Lo scienziato ha scritto nel tweet: ” Il buco nero è sempre variabile, ma questo è stato il più luminoso che abbiamo visto finora nell’infrarosso. Probabilmente era ancora più luminoso prima che iniziassimo ad osservare quella notte! “

La ripresa è stata realizzata il 13 maggio scorso ed il bagliore è il più forte mai registrato sin ora. Lo stesso Tuan Do ha detto: “Il buco nero era così luminoso che in un primo momento l’ho scambiato per la stella SO-2Nei frame successivi, però, era chiaro che si trattava di una sorgente a luminosità variabile, per cui doveva essere il buco nero. Ho capito subito che probabilmente stava accadendo qualcosa di interessante“.

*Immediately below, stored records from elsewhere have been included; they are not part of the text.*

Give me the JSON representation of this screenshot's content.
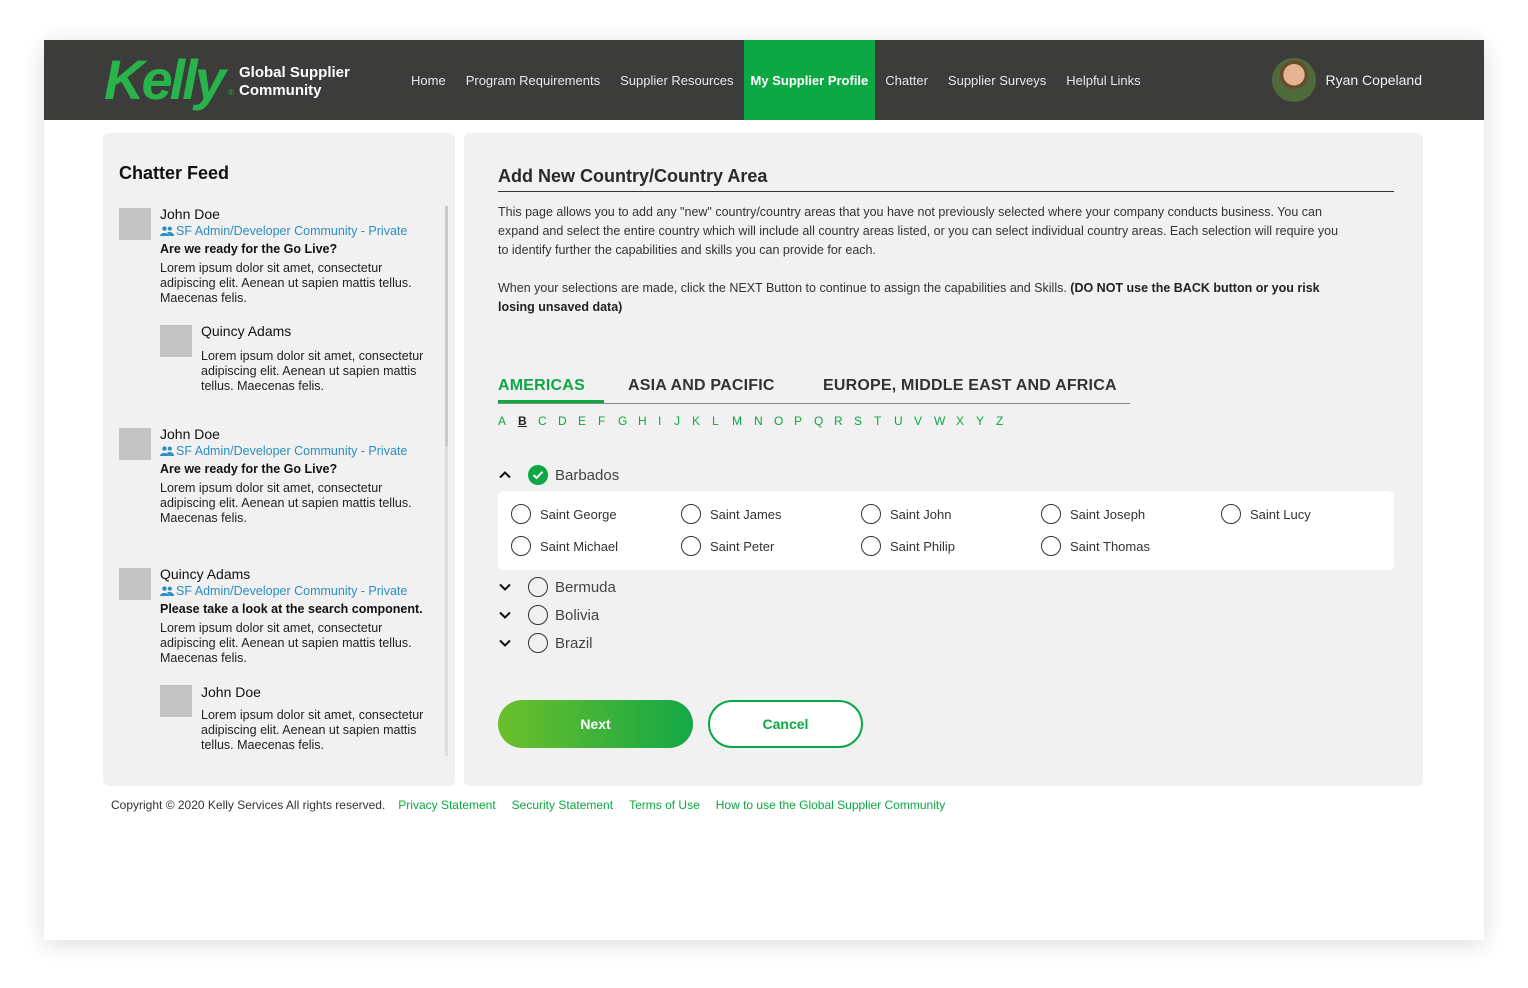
{
  "brand": {
    "logo_text": "Kelly",
    "title": "Global Supplier Community"
  },
  "nav": [
    {
      "label": "Home",
      "active": false
    },
    {
      "label": "Program Requirements",
      "active": false
    },
    {
      "label": "Supplier Resources",
      "active": false
    },
    {
      "label": "My Supplier Profile",
      "active": true
    },
    {
      "label": "Chatter",
      "active": false
    },
    {
      "label": "Supplier Surveys",
      "active": false
    },
    {
      "label": "Helpful Links",
      "active": false
    }
  ],
  "user": {
    "name": "Ryan Copeland"
  },
  "chatter": {
    "title": "Chatter Feed",
    "posts": [
      {
        "name": "John Doe",
        "group": "SF Admin/Developer Community - Private",
        "subject": "Are we ready for the Go Live?",
        "body": "Lorem ipsum dolor sit amet, consectetur adipiscing elit. Aenean ut sapien mattis tellus. Maecenas felis.",
        "reply": {
          "name": "Quincy Adams",
          "body": "Lorem ipsum dolor sit amet, consectetur adipiscing elit. Aenean ut sapien mattis tellus. Maecenas felis."
        }
      },
      {
        "name": "John Doe",
        "group": "SF Admin/Developer Community - Private",
        "subject": "Are we ready for the Go Live?",
        "body": "Lorem ipsum dolor sit amet, consectetur adipiscing elit. Aenean ut sapien mattis tellus. Maecenas felis."
      },
      {
        "name": "Quincy Adams",
        "group": "SF Admin/Developer Community - Private",
        "subject": "Please take a look at the search component.",
        "body": "Lorem ipsum dolor sit amet, consectetur adipiscing elit. Aenean ut sapien mattis tellus. Maecenas felis.",
        "reply": {
          "name": "John Doe",
          "body": "Lorem ipsum dolor sit amet, consectetur adipiscing elit. Aenean ut sapien mattis tellus. Maecenas felis."
        }
      }
    ]
  },
  "main": {
    "title": "Add New Country/Country Area",
    "intro": "This page allows you to add any \"new\" country/country areas that you have not previously selected where your company conducts business. You can expand and select the entire country which will include all country areas listed, or you can select individual country areas. Each selection will require you to identify further the capabilities and skills you can provide for each.",
    "intro2_plain": "When your selections are made, click the NEXT Button to continue to assign the capabilities and Skills. ",
    "intro2_bold": "(DO NOT use the BACK button or you risk losing unsaved data)",
    "tabs": [
      "AMERICAS",
      "ASIA AND PACIFIC",
      "EUROPE, MIDDLE EAST AND AFRICA"
    ],
    "active_tab": "AMERICAS",
    "letters": [
      "A",
      "B",
      "C",
      "D",
      "E",
      "F",
      "G",
      "H",
      "I",
      "J",
      "K",
      "L",
      "M",
      "N",
      "O",
      "P",
      "Q",
      "R",
      "S",
      "T",
      "U",
      "V",
      "W",
      "X",
      "Y",
      "Z"
    ],
    "selected_letter": "B",
    "countries": [
      {
        "name": "Barbados",
        "expanded": true,
        "checked": true
      },
      {
        "name": "Bermuda",
        "expanded": false,
        "checked": false
      },
      {
        "name": "Bolivia",
        "expanded": false,
        "checked": false
      },
      {
        "name": "Brazil",
        "expanded": false,
        "checked": false
      }
    ],
    "areas": [
      "Saint George",
      "Saint James",
      "Saint John",
      "Saint Joseph",
      "Saint Lucy",
      "Saint Michael",
      "Saint Peter",
      "Saint Philip",
      "Saint Thomas"
    ],
    "next_label": "Next",
    "cancel_label": "Cancel"
  },
  "footer": {
    "copyright": "Copyright © 2020 Kelly Services All rights reserved.",
    "links": [
      "Privacy Statement",
      "Security Statement",
      "Terms of Use",
      "How to use the Global Supplier Community"
    ]
  },
  "colors": {
    "accent": "#0ba843",
    "header_bg": "#3c3c3b",
    "link_blue": "#2b8ec2"
  }
}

I buchi neri non emettono radiazioni che possano essere rilevate dagli attuali strumenti a disposizione degli astronomi, per cui il bagliore doveva essere stato generato dalla frizione del materiale che ruota attorno al buco nero, attratto dalla sua forza gravitazionale. I ricercatori ipotizzano dunque che l’improvviso flash sia riconducibile al passaggio ravvicinato fatto nel 2018 dalla stella SO-2, che orbita intorno al buco nero ogni 16 anni. Non escludono però che il fenomeno rappresenti una reazione ritardata del buco nero all’avvicinamento della nube di gas G2, avvenuto nel 2014.